Myu-Myu suddenly cried out. Her face sort of dropped before Taro's eyes and she pulled her hands into her chest as she hunched over. Her breath came out in short shallow gasps. She was old now, perhaps older than Taro had ever seen her. He also heard a number of thumps from some of the other rooms, as those who had exceeded their life capacity on this cycle dropped (temporarily) dead.
With a shudder, she lay down in her bed. Taro pulled the blankets around her. An understandably stressed medic burst through the door, but he left with a relieved look after seeing Taro caring for her.
He rubbed Myu-Myu's hands for several minutes until she had calmed down. "Are you all right, Myu-Myu?" he asked gently. "Do you remember who I am?"
"Of course, you're Taro. I remember Taro. Taro is my friend." It always struck Taro at these times how much Myu-Myu's second childhood resembled her first. She had always seemed older than she looked when they were kids, one of those people who are most themselves when they reach old age.
Now came the hard part. "I'd like you to help me, Myu-Myu. I'd like you to tell me about someone."
"I can tell you. I know so many people, Taro."

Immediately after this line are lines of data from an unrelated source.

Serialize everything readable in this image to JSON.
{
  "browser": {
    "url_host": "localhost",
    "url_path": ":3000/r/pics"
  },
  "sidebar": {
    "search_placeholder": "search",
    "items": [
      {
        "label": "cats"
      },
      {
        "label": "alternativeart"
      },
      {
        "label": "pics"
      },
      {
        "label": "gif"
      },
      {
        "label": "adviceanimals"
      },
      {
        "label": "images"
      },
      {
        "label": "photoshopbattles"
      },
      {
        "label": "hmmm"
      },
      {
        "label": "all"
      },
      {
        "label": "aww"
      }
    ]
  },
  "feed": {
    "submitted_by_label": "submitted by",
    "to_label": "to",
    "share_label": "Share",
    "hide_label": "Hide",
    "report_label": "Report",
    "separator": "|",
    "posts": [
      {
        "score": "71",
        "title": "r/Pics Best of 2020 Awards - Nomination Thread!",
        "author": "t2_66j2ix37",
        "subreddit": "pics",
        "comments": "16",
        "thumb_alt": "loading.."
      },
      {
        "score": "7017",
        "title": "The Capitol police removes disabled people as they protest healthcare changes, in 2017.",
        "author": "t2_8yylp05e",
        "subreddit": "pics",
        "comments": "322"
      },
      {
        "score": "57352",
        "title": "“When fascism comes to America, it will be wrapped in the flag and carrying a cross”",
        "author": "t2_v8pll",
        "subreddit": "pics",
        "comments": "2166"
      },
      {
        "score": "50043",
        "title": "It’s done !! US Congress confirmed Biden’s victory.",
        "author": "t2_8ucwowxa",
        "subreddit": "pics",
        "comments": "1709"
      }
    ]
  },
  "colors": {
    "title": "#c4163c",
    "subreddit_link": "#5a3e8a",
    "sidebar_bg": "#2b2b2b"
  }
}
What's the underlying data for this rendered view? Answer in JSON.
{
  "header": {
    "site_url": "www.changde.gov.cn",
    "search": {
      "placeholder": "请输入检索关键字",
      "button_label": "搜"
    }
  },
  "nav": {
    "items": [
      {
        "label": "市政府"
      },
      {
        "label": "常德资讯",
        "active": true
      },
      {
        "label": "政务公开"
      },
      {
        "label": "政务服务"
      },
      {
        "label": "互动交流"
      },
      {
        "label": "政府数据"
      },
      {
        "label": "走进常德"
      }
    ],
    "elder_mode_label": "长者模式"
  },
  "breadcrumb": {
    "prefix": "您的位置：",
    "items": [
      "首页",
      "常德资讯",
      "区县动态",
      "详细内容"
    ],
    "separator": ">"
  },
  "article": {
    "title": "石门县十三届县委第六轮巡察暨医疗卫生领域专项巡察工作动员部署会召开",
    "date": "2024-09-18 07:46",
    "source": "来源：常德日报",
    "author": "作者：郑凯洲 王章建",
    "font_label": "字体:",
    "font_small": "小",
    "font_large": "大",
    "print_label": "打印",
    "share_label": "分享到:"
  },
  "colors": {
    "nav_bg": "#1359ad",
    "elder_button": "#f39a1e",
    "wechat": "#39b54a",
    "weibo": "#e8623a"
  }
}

"I'd like you to tell me about Lain."
Myu-Myu gasped, this time in wonder. She looked up at the ceiling with a beatific expression. Then her eyes fixed on him, and she reached out and slapped him with all her strength.
"So it's back to Lain, huh? What about all of the times I saved your hide?"
Taro put his hand to his aching cheek. "Ow!" Myu-Myu was obviously no longer old, although probably still in the future judging from the fact that she knew Lain.
Myu-Myu threw the covers off and advanced on him.
"I just want to know if I can trust her," Taro offered.
"That's not the question and you know it! What you want she'll never give you! Trust you'll get in spades, because you two happen to want the same things, but she'll never love you the way you love her! Why can't you be happy with...with..." With that, she turned her back on him.
Taro had dealt fairly often with midlife-crisis-Myu-Myu, and every time she clammed up it was because she was thinking about his family. Taro had no idea how he acquired this particular family, owing to the fact that midlife-crisis-Myu-Myu had convinced herself that only she was worthy of his love. He also knew at one point she'd try to kill him with a butter knife.
He figured he had as much of an answer as he was going to get, so Taro left before Myu-Myu had a chance to turn around with a piece of stolen cutlery. He made sure to leave a contribution on the way out.